Flags at Yankee Stadium flew at half-mast, and color guards from the New York City police and fire departments took to the field during the singing of God Bless America. In Kansas City, Major League Baseball's Royals offered their best available seats at no charge to police, firefighters, and emergency workers. And at the Tournament Players' Club golf course in Silvis, Ill., each hole flew an American flag instead of the traditional yellow numbered flag.
The Dalai Lama delivered an address on peace and religious tolerance at the Washington National Cathedral.

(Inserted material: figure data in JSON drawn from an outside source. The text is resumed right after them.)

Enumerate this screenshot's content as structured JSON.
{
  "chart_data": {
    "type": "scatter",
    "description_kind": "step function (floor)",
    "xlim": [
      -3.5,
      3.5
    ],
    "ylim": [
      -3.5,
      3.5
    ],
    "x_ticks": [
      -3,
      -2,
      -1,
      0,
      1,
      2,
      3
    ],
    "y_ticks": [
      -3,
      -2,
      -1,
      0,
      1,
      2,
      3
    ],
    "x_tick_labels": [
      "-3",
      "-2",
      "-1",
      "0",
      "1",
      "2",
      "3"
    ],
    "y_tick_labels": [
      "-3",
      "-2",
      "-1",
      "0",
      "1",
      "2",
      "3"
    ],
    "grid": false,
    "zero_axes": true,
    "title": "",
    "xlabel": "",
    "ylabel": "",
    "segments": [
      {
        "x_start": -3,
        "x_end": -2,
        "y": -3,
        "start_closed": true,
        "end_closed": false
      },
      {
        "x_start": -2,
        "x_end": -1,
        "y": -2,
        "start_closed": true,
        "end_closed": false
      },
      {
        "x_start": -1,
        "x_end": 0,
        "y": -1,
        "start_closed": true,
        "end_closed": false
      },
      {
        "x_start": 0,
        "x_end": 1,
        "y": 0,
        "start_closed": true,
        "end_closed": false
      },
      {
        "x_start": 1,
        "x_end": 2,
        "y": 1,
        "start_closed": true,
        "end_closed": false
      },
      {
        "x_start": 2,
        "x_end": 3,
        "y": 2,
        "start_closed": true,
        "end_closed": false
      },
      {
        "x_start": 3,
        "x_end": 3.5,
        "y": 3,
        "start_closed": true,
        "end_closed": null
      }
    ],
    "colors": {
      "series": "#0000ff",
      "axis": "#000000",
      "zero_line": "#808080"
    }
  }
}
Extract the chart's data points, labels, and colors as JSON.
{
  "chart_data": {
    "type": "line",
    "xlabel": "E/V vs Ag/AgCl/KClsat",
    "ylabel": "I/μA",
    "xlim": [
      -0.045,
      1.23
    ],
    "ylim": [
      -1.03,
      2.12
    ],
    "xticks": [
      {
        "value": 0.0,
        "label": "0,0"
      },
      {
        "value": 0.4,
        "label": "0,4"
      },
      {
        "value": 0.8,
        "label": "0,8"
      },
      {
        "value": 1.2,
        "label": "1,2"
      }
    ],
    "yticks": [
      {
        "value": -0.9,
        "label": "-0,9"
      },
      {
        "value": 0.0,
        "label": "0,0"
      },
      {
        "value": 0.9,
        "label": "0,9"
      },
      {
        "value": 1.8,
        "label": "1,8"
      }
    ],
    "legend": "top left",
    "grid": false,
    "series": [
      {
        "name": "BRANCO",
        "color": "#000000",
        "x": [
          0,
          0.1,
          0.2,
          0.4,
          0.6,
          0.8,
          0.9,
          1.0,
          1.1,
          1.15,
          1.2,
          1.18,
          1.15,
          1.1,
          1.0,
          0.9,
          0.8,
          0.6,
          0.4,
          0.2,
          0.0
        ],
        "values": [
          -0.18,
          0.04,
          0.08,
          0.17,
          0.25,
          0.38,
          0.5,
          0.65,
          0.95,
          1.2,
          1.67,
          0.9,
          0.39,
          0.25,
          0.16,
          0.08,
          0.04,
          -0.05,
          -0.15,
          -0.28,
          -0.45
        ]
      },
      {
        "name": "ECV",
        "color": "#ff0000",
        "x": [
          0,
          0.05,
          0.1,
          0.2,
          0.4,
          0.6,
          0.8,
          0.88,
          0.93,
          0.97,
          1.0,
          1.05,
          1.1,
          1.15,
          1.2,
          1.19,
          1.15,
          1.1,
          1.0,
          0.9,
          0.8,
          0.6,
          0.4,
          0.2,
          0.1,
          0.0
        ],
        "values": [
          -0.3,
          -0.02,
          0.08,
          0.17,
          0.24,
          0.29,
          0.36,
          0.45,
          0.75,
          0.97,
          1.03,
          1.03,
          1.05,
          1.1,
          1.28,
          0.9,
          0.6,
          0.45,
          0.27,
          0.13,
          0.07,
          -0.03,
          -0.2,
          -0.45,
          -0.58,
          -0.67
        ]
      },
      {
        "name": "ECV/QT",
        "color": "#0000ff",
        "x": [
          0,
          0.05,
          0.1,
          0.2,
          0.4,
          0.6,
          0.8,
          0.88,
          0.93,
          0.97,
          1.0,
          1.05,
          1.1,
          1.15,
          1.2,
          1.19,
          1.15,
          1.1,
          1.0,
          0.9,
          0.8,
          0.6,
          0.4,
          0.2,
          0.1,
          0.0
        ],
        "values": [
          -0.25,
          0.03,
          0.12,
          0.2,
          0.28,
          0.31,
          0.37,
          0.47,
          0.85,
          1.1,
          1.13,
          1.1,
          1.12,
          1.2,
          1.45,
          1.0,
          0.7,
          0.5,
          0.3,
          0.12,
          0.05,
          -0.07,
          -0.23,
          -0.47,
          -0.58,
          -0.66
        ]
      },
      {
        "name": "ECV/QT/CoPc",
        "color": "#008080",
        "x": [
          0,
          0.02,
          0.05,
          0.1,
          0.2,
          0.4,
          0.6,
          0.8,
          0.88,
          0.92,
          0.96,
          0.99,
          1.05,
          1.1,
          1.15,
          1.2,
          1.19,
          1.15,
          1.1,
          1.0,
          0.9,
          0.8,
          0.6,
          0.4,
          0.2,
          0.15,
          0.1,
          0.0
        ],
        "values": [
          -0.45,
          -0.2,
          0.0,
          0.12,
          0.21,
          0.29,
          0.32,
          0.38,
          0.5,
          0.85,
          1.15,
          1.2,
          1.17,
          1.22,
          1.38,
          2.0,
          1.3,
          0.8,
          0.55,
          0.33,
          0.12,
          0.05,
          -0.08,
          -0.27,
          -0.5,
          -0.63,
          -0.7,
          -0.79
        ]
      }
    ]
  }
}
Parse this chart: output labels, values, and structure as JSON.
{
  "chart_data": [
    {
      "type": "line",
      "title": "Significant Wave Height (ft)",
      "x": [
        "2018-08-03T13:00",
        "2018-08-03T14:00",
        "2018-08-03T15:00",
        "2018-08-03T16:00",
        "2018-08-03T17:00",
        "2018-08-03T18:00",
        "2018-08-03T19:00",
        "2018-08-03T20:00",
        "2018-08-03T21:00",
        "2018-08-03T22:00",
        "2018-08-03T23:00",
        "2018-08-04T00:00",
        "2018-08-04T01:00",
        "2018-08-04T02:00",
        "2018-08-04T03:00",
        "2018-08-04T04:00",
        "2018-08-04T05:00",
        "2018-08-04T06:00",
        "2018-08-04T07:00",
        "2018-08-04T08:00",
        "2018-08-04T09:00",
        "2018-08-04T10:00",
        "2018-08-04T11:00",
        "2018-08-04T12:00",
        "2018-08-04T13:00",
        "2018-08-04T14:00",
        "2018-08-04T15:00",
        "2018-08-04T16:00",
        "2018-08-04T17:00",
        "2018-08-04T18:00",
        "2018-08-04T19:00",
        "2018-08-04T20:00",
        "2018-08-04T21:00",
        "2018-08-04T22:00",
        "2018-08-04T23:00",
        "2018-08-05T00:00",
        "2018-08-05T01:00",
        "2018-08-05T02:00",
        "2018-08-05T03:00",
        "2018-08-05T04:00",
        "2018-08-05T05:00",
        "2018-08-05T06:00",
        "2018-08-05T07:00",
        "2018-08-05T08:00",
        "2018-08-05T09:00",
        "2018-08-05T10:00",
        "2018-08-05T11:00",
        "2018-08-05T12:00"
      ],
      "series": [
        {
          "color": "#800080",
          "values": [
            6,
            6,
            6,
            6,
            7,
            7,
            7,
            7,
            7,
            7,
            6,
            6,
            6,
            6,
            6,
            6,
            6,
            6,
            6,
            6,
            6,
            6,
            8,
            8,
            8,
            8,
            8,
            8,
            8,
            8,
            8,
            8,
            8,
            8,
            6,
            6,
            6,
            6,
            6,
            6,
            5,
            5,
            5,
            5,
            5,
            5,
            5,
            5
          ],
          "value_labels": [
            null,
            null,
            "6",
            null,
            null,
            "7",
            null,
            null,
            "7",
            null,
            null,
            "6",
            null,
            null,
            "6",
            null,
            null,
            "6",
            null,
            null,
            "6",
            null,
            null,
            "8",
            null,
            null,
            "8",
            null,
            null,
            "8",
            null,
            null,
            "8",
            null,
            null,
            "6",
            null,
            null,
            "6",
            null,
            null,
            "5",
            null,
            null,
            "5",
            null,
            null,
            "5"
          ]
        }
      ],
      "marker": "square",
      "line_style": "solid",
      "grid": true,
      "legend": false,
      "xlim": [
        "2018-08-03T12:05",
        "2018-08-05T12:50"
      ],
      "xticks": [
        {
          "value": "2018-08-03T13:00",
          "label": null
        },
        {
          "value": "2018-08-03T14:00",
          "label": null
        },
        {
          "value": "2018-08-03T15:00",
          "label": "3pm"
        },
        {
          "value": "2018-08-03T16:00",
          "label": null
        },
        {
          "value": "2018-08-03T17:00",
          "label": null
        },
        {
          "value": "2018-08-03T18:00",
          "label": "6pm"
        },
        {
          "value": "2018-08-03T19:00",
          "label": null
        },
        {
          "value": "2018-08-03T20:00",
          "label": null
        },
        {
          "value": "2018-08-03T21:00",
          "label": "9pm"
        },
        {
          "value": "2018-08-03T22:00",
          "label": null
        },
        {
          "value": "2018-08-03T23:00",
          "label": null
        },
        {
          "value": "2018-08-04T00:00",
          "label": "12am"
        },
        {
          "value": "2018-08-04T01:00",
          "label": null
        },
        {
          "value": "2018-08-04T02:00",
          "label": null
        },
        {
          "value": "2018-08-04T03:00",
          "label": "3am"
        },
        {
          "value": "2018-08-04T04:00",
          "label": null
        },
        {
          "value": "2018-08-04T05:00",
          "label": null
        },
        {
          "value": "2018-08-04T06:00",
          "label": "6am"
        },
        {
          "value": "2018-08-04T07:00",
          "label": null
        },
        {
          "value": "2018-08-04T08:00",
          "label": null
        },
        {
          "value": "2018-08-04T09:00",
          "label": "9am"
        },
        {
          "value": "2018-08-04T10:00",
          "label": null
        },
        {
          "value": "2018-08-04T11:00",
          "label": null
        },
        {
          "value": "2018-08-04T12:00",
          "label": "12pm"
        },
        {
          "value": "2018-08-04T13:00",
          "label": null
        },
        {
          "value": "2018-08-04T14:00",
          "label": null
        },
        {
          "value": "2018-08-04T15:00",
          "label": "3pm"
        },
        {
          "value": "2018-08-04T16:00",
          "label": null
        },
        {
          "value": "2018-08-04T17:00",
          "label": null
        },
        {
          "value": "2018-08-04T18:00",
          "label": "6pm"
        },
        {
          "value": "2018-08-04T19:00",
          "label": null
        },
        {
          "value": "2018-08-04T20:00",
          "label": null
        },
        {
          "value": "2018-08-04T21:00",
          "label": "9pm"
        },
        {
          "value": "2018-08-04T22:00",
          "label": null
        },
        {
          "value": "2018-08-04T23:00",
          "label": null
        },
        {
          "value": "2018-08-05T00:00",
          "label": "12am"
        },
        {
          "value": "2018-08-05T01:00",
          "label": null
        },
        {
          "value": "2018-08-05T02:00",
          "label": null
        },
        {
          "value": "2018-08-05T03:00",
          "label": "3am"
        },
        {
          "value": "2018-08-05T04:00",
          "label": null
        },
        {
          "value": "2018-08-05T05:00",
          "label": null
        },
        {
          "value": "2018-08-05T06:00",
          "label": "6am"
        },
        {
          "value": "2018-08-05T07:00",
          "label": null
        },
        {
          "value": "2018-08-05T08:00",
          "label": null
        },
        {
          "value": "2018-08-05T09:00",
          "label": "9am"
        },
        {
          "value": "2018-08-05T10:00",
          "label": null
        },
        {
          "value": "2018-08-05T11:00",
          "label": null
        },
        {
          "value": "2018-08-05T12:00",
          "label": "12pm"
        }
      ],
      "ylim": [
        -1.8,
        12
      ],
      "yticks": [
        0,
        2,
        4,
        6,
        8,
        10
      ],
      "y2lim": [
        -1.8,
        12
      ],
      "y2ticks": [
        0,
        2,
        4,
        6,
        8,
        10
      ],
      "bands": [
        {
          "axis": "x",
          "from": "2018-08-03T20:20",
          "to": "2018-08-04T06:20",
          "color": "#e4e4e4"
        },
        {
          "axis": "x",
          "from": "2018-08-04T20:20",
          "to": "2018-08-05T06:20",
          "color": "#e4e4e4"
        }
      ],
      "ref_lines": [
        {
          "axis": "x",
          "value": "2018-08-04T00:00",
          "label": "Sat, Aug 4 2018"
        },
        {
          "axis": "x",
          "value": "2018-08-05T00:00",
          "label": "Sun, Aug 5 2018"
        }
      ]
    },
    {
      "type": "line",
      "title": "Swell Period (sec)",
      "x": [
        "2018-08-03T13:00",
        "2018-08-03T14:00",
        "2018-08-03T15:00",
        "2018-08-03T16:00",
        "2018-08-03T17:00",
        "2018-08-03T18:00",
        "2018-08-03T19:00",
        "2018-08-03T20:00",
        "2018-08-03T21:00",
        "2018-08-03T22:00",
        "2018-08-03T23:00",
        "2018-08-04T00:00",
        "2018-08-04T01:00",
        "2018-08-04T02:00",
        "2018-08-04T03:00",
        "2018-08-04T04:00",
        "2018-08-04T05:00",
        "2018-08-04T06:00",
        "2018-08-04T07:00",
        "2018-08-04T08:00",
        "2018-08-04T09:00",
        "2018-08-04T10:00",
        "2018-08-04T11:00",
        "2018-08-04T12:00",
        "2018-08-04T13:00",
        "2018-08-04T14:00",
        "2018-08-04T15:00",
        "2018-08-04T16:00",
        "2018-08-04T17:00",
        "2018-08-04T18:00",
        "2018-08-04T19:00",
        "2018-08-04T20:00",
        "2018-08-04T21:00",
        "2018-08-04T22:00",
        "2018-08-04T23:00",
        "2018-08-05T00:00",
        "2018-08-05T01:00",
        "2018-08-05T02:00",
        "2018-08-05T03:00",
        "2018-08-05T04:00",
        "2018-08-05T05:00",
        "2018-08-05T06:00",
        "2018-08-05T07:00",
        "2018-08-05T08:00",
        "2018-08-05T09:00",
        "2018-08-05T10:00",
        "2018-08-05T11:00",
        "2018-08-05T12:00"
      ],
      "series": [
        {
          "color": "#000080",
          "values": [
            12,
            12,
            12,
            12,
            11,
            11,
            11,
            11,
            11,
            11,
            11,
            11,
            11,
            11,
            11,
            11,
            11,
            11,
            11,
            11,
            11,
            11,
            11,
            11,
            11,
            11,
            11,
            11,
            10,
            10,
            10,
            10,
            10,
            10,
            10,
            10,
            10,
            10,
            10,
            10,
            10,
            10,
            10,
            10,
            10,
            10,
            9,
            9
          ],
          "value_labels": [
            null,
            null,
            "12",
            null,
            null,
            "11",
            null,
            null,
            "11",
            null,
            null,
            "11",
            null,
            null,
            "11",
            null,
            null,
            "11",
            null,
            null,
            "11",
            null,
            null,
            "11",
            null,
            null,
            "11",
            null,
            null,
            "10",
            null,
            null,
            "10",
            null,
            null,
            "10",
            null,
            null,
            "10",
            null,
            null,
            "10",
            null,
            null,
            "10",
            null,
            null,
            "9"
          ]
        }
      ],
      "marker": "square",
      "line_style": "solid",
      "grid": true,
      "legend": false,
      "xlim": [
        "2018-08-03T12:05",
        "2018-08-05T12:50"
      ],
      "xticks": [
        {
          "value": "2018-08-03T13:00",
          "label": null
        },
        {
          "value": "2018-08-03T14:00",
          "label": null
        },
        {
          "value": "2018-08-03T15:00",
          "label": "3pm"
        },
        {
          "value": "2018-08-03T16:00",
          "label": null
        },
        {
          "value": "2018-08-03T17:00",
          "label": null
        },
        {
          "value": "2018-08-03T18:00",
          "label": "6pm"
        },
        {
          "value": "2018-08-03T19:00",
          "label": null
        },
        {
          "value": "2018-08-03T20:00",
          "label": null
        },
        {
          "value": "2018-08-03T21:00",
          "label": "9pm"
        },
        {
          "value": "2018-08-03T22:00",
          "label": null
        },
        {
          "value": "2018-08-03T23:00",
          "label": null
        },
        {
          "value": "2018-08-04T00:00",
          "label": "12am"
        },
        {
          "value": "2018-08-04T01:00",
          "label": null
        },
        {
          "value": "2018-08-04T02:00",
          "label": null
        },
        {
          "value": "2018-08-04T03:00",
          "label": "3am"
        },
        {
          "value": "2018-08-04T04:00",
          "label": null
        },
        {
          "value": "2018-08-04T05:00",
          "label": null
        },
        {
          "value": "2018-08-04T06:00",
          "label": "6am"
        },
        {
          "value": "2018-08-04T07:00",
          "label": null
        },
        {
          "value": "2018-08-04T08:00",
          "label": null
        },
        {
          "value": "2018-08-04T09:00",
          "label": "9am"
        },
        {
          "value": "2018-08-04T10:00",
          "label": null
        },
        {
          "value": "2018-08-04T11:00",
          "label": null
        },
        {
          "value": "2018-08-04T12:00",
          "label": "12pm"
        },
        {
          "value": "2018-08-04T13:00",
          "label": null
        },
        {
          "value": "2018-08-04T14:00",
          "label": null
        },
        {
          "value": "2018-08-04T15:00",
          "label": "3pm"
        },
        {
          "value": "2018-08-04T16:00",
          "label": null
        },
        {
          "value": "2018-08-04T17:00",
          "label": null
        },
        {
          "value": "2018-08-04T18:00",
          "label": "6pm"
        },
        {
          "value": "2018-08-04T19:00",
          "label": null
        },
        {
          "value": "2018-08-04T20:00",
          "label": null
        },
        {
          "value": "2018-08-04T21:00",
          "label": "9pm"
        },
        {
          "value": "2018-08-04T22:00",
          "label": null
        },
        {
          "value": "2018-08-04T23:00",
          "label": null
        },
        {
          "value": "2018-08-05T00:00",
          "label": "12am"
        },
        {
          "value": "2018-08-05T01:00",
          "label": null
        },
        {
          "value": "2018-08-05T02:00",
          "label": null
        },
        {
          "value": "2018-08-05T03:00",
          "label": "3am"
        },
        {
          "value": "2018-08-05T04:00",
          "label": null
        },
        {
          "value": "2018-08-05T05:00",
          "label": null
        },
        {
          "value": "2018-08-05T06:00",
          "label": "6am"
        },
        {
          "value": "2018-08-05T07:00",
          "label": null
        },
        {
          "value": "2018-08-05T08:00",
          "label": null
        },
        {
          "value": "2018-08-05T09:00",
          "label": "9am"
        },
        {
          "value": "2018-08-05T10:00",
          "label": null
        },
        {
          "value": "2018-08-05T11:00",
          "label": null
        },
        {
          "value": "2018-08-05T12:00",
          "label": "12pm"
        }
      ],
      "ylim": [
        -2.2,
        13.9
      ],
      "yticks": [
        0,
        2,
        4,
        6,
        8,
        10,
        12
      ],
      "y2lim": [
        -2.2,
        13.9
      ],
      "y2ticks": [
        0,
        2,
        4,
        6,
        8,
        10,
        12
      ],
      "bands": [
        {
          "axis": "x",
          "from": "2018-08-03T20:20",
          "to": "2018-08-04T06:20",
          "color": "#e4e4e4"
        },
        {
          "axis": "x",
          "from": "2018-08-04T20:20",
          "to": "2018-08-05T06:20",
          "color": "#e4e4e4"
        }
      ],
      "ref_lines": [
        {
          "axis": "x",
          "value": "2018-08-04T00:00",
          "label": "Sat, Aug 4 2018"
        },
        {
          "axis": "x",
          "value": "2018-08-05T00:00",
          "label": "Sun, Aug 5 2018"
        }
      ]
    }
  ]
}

With the November presidential election looming, the third anniversary was commemorated in a politically charged environment:
Bells tolled at many ceremonies marking the third anniversary, including those in New York, Washington, Boston, Atlanta, and Oklahoma City; in many places, a simple moment of silence was observed.
President Bush marked the anniversary with a live radio broadcast from the Oval Office; earlier that day, the president and first lady Laura Bush were joined by Vice President Cheney and his wife, Lynne, at a prayer service held at St. John's Church and a moment of silence on the South Lawn of the White House at 8:46 a.m.
In a four-hour ceremony at the World Trade Center, victims' parents and grandparents and others read the victims' names; at the Arlington County Courthouse, the bell tolled 184 times to honor those who perished at the Pentagon; and in Shanksville, Pa., a subdued ceremony was marked by the ringing of bells for Flight 93's victims as their names were called.